Brick and Mortar
AI gives brick-and-mortar retailers the tools to beat their e-commerce competitors –
if they can figure out how to use them.
By David Moran
Kroger Co., the largest grocer in the United States, wants a new identity: It wants to be a technology company that sells groceries.
Earlier this year, it began testing Kroger Edge, an AI-powered interactive digital shelf edge that communicates with shoppers’ mobile phones to offer special promotions. Kroger plans to license its high-tech shelf edge – the brick-and-mortar version of a website banner ad – to other retailers.
“Obviously, this is not your parents’ grocery store anymore,” Kroger CEO Rodney McMullen told shareholders in late June.
Kroger’s growing use of technology reflects a broader reality: As offline and online worlds blur, technology, particularly artificial intelligence, increasingly offers brick-and-mortar retailers the tools they need to beat their e-commerce competitors – if they can figure out how to use them.
Digital marketing technology has been evolving rapidly. Not that long ago, humans were in charge. Think “Mad Men.” They’d come up with a marketing slogan, debate it around the room, then launch it and hope it works.
Now we’re living in a world where the best brands on Facebook run 160,000 versions of an ad. Powered by machines, digital marketing is increasingly personalized, experiment-driven and dynamic. This new form of marketing, called programmatic marketing, is viewed as the emerging standard, and companies supporting it have seen rapid increases to their market value. Digital advertising startup The Trade Desk’s market cap, for example, has grown 100 percent in the last six months.
Could Use the Help
Can a similar technology disruption help brick-and-mortar retailers sell more goods?
They could certainly use the help.
E-commerce accounted for only 1 percent of total U.S. retail sales in 2000. Consultant Forrester projects that online sales will account for 17 percent of total retail spending by 2022.
Not helping brick and mortar is the fact that many of its efforts to jumpstart sales aren’t working. Consider that two-thirds of grocery promotions don’t profitably pay back. Twenty-two percent of the time the discounts are so ineffective that that revenue actually drops when promotion monies are spent. And it’s not just limited to one category – there’s literally not a single department in the store where promotions produce a positive return more than half the time, according to a February 2015 consumer report by Nielsen.
The old-school approach to couponing isn’t working either. In the United States, there is $500 billion coupon liability with only $3 billion in redemptions – a huge environmental waste as untargeted paper coupons are sent far and wide with negligible sales results.
Getting the Message
Beyond Kroger, many other retailers are getting the message. To get a sense of how brick-and-mortar retailers are beginning to embrace digital selling approaches, consider the following: Target’s AI-powered “personalization engine” will predict not only whether its shoppers have infants but also their ages down to the month, and will personalize offers to them.
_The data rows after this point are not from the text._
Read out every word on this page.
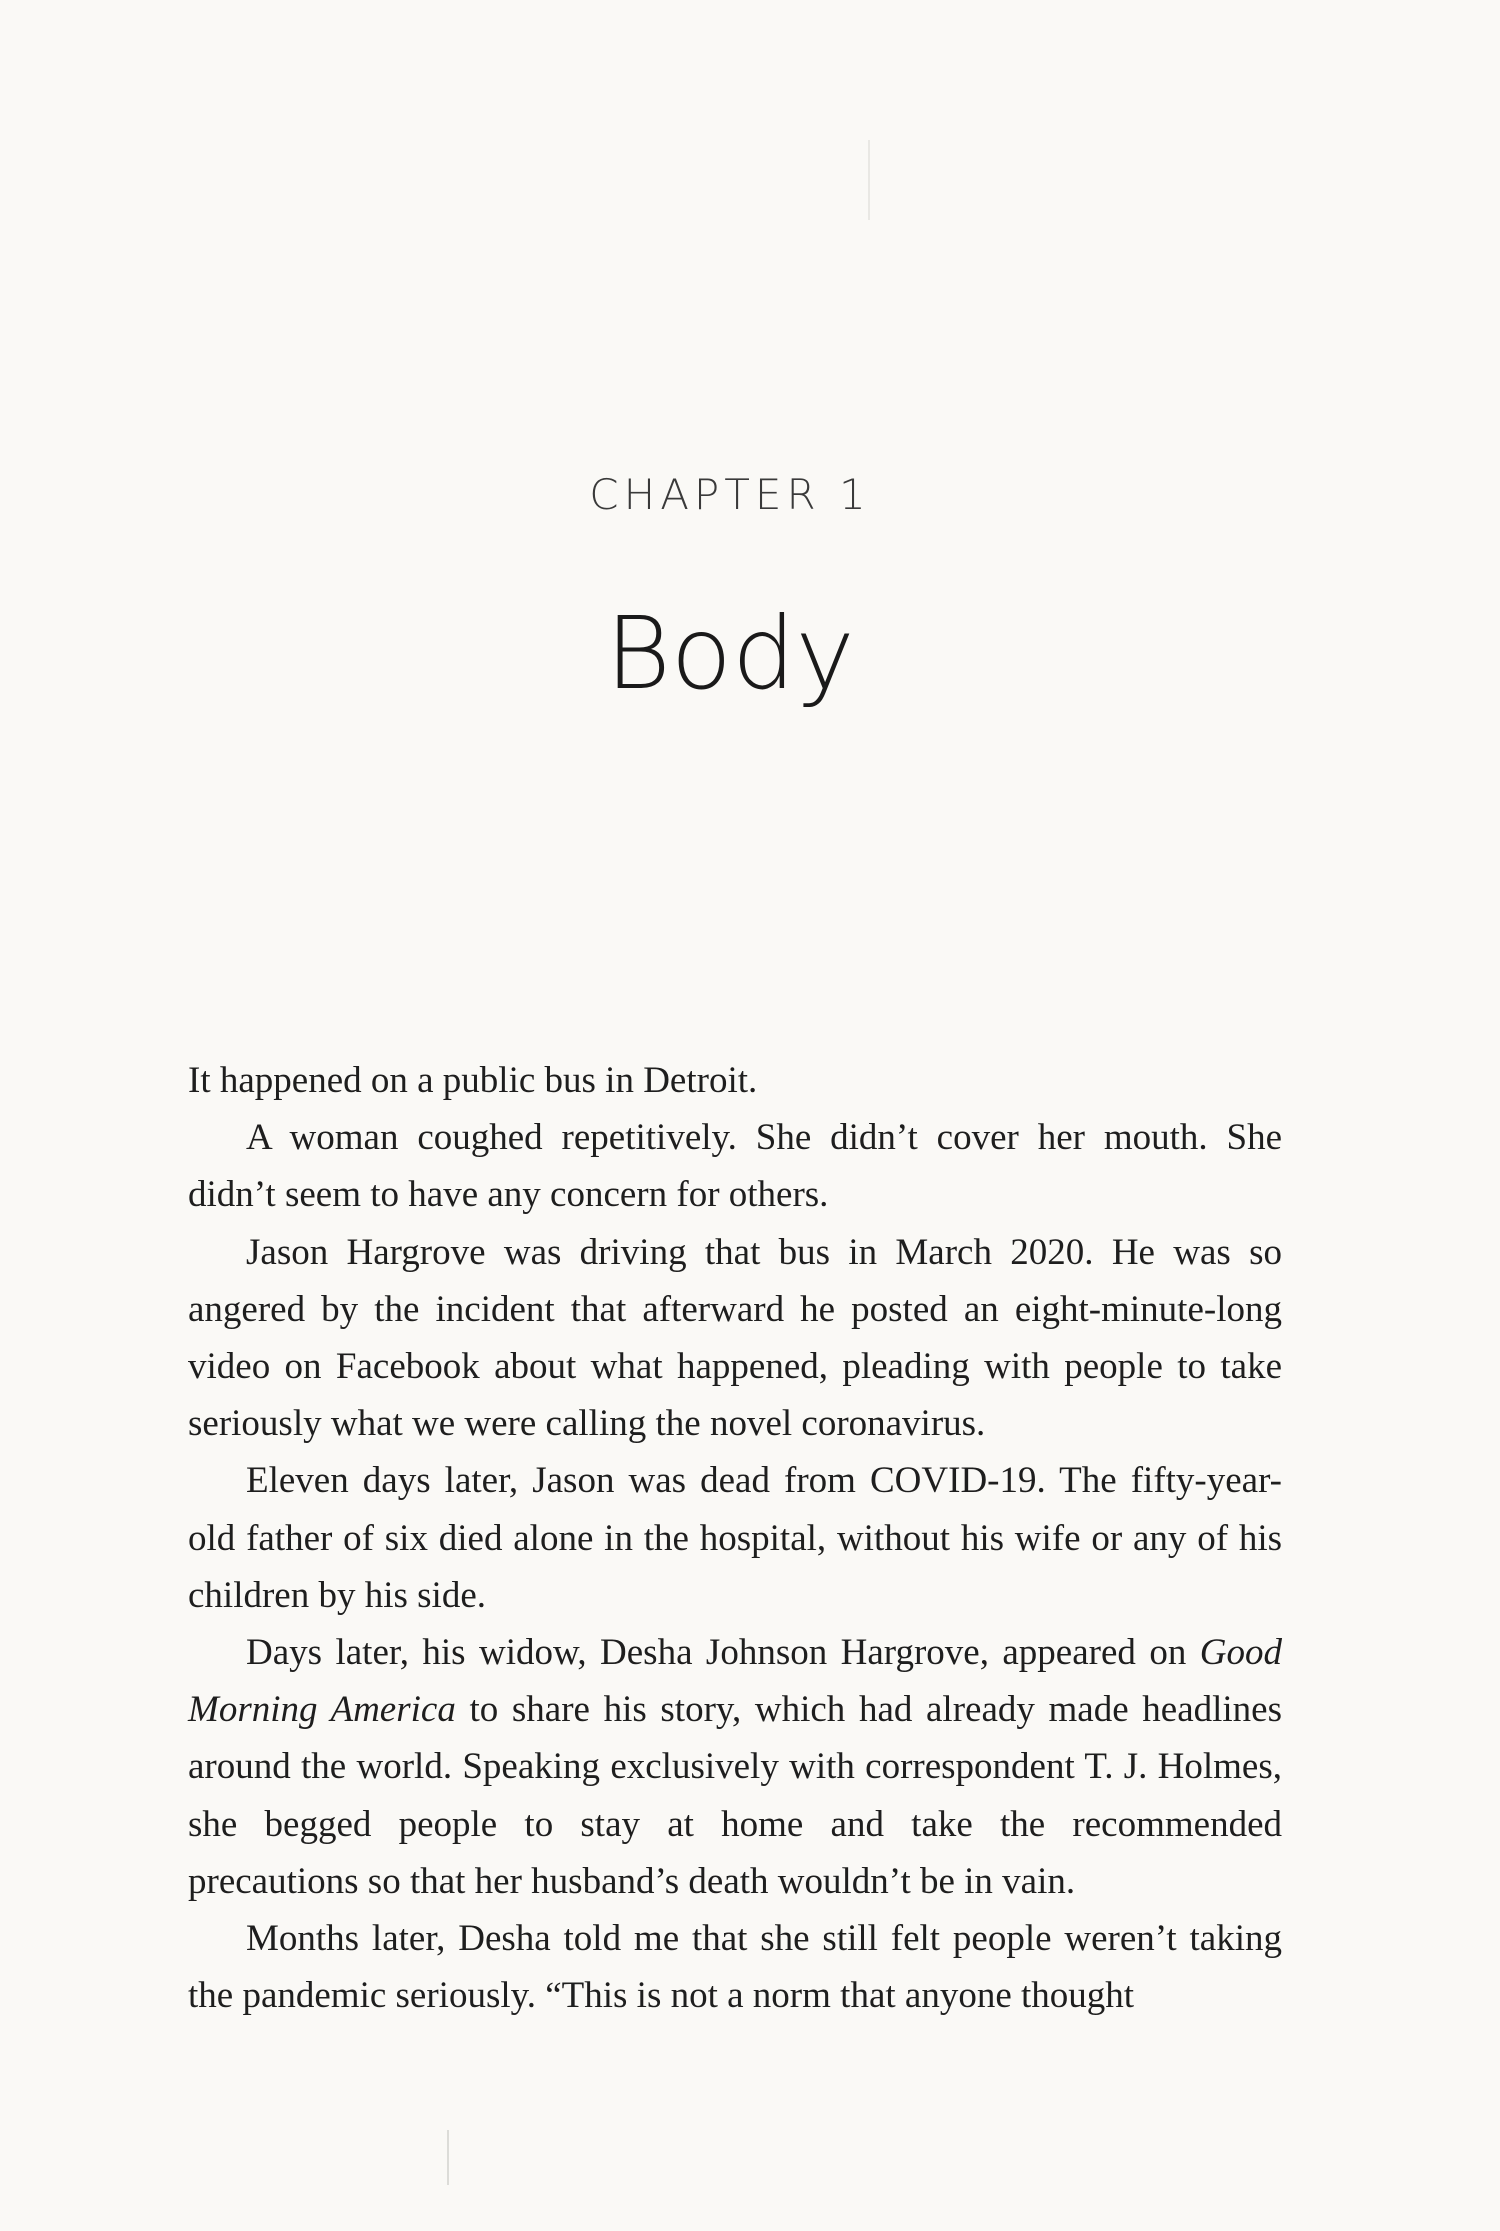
CHAPTER 1
Body

It happened on a public bus in Detroit.

A woman coughed repetitively. She didn’t cover her mouth. She didn’t seem to have any concern for others.

Jason Hargrove was driving that bus in March 2020. He was so angered by the incident that afterward he posted an eight-minute-long video on Facebook about what happened, pleading with people to take seriously what we were calling the novel coronavirus.

Eleven days later, Jason was dead from COVID-19. The fifty-year-old father of six died alone in the hospital, without his wife or any of his children by his side.

Days later, his widow, Desha Johnson Hargrove, appeared on Good Morning America to share his story, which had already made headlines around the world. Speaking exclusively with correspondent T. J. Holmes, she begged people to stay at home and take the recommended precautions so that her husband’s death wouldn’t be in vain.

Months later, Desha told me that she still felt people weren’t taking the pandemic seriously. “This is not a norm that anyone thought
A shopper has a four-month-old? Target will send age-appropriate food offers like powdered oatmeal to shoppers either through Target’s app or a personalized mailer. The child is nine months old? Target says it will send the parents “a convertible car seat offer knowing the baby soon will be too big for an infant car seat.”
Walmart’s app knows when you’re in one of its stores, and its AI-powered digital helper, Store Assistant, will guide shoppers to the exact shelves where they can find items in their digital shopping lists.
E-commerce companies know how their shoppers surf their sites, using programs like Google Analytics. That’s been a significant advantage. But technological advances are leveling the playing field. Retailers have begun using computer vision with startups such as Trax to study how shoppers move through their stores.
Do they rush past the cheese for wine? Do they spend a lot of time browsing in aisle four but never buy anything? The robots know, and they’ll tell retailers, giving them a chance to optimize their stores.
E-commerce companies experiment all the time. That experimentation, or A/B testing, is a significant reason for their success vis-a-vis brick and mortar. Simply put, they’ve had a serious data advantage. Now, AI startups are using machine learning to offer offline retailers the same ability. They can now continuously test and uncover what truly resonates with their shoppers and drives performance.
How does raising the price of bananas by a penny per pound affect sales? Machine learning will tell you. How does lowering the price of peanut butter by a quarter affect sales of jelly – or milk? AI and machine learning will tell you. Enabled by artificial intelligence, this constant experimentation gives retailers the ability to understand the relationship of every product they sell and help uncover magic price points, just like their e-commerce competition.
Of course, retail has only just begun leveraging its new box of marketing tools. And only time will tell whether stores deploy it to their advantage as they’re still experimenting. But it’s increasingly clear that e-commerce’s advantages over brick and mortar aren’t inevitable.
No, stores don’t have banner ads, Google analytics and cookies. But now they’re acquiring their equivalents – digital shelves, computer vision and machine learning – and with the majority of sales still happening in physical stores, their data is going to be better.
Put simply, brick and mortar has the tools it takes to win. In fact, now it’s traditional retail’s fight to lose.
David Moran is co-founder of Eversight.